無糖炭酸飲料の市場活性化 ブランド強化や新規参入、健康志向追い風

 
スーパーの売り場に並ぶ無糖炭酸飲料=千葉市

 無糖炭酸飲料の人気が止まらない。お酒を割る用途にとどまらず、清涼飲料水として浸透してきた。飲料大手によるブランド強化や新規参入が奏功し、市場は活性化。定番のプレーンやレモン以外に果物などの風味付き商品も続々登場している。安さに加えて消費者の健康志向も追い風で、専門家は「ジャンルとして定着した状況だ。まだまだ伸びる」と分析する。

 定番以外の風味人気

 「ただの水じゃ物足りないとき、気分転換できる」。横浜市の会社員、青木一磨さん(27)は爽快感に引かれている。無糖炭酸飲料の市場は右肩上がりだ。市場調査会社インテージによると、2017年の市場規模は238億円で、13年の163億円から46%増となった。

 人気の理由を、アサヒ飲料の広報担当者は「健康志向に加え、食事など飲む場面を選ばないことが大きい」とみている。

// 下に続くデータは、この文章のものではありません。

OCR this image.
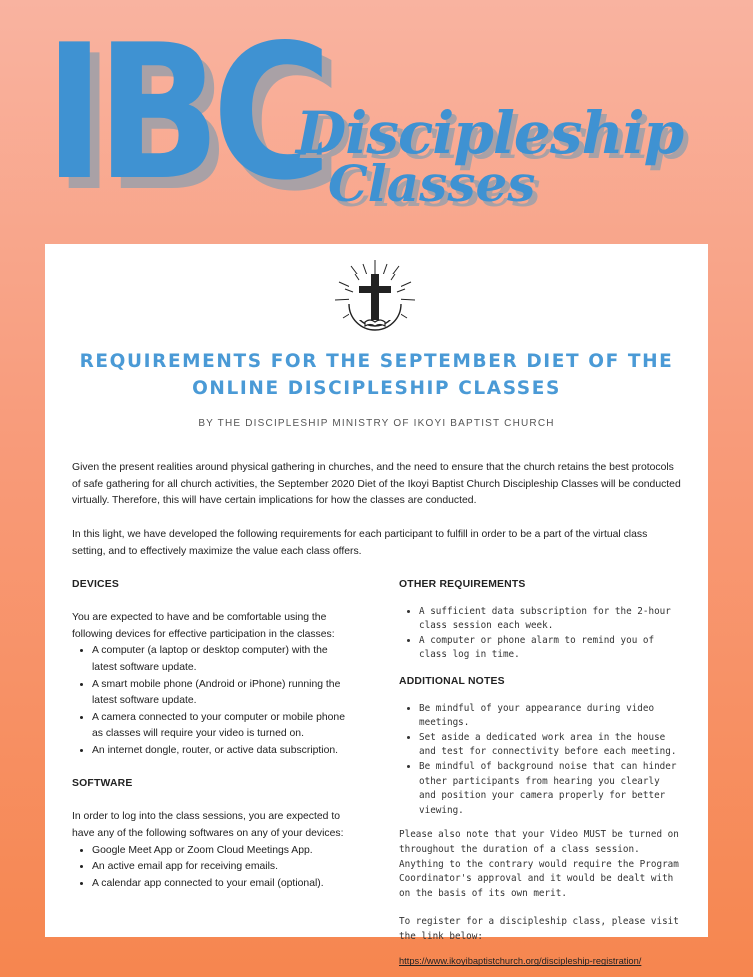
IBC
Discipleship
Classes
REQUIREMENTS FOR THE SEPTEMBER DIET OF THE
ONLINE DISCIPLESHIP CLASSES
BY THE DISCIPLESHIP MINISTRY OF IKOYI BAPTIST CHURCH

Given the present realities around physical gathering in churches, and the need to ensure that the church retains the best protocols of safe gathering for all church activities, the September 2020 Diet of the Ikoyi Baptist Church Discipleship Classes will be conducted virtually. Therefore, this will have certain implications for how the classes are conducted.

In this light, we have developed the following requirements for each participant to fulfill in order to be a part of the virtual class setting, and to effectively maximize the value each class offers.

DEVICES

You are expected to have and be comfortable using the following devices for effective participation in the classes:

• A computer (a laptop or desktop computer) with the latest software update.
• A smart mobile phone (Android or iPhone) running the latest software update.
• A camera connected to your computer or mobile phone as classes will require your video is turned on.
• An internet dongle, router, or active data subscription.

SOFTWARE

In order to log into the class sessions, you are expected to have any of the following softwares on any of your devices:

• Google Meet App or Zoom Cloud Meetings App.
• An active email app for receiving emails.
• A calendar app connected to your email (optional).

OTHER REQUIREMENTS

• A sufficient data subscription for the 2-hour class session each week.
• A computer or phone alarm to remind you of class log in time.

ADDITIONAL NOTES

• Be mindful of your appearance during video meetings.
• Set aside a dedicated work area in the house and test for connectivity before each meeting.
• Be mindful of background noise that can hinder other participants from hearing you clearly and position your camera properly for better viewing.

Please also note that your Video MUST be turned on throughout the duration of a class session. Anything to the contrary would require the Program Coordinator's approval and it would be dealt with on the basis of its own merit.

To register for a discipleship class, please visit the link below:

https://www.ikoyibaptistchurch.org/discipleship-registration/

「ウィルキンソン タンサン」シリーズは「ドライ」(500ミリリットルペットボトル入り103円)などを販売しており、顧客の取り込みを狙う。

 猛追するのはサントリー食品インターナショナル。「南アルプススパークリング」ブランドを今年4月に刷新し、CMなどのPRに注力する。定番品以外のオレンジ風味(同108円)などの売り込みも強化している。

 広報担当者は「強い炭酸の刺激がストレス解消に役立っているようで、お酒代わりに飲むという人の話も聞く」と話す。

 無糖炭酸飲料を愛飲する東京都内の女性会社員(29)が「カフェインやカロリーを気にせずに済む。普通の水だと、お金を払うことに抵抗もある」と指摘するような事情も人気の一因のようだ。

 3月に「カナダドライ ザ・タンサン」シリーズを発売したコカ・コーラシステムも「ライム」(490ミリリットルペットボトル入り130円)などを投入した。参入する他社も増え、シェア争いは激化している。

 幅広い年代に普及も

 飲料市場に詳しい「飲料総研」(東京)の宮下和浩取締役は、飲料大手が定番品に続く商品を探っている状態だと分析。「無糖炭酸は大人向けというイメージもあり、容器の工夫などで幅広い年齢層への普及もあり得る。各社の本当の戦いはこれからだ」と説明する。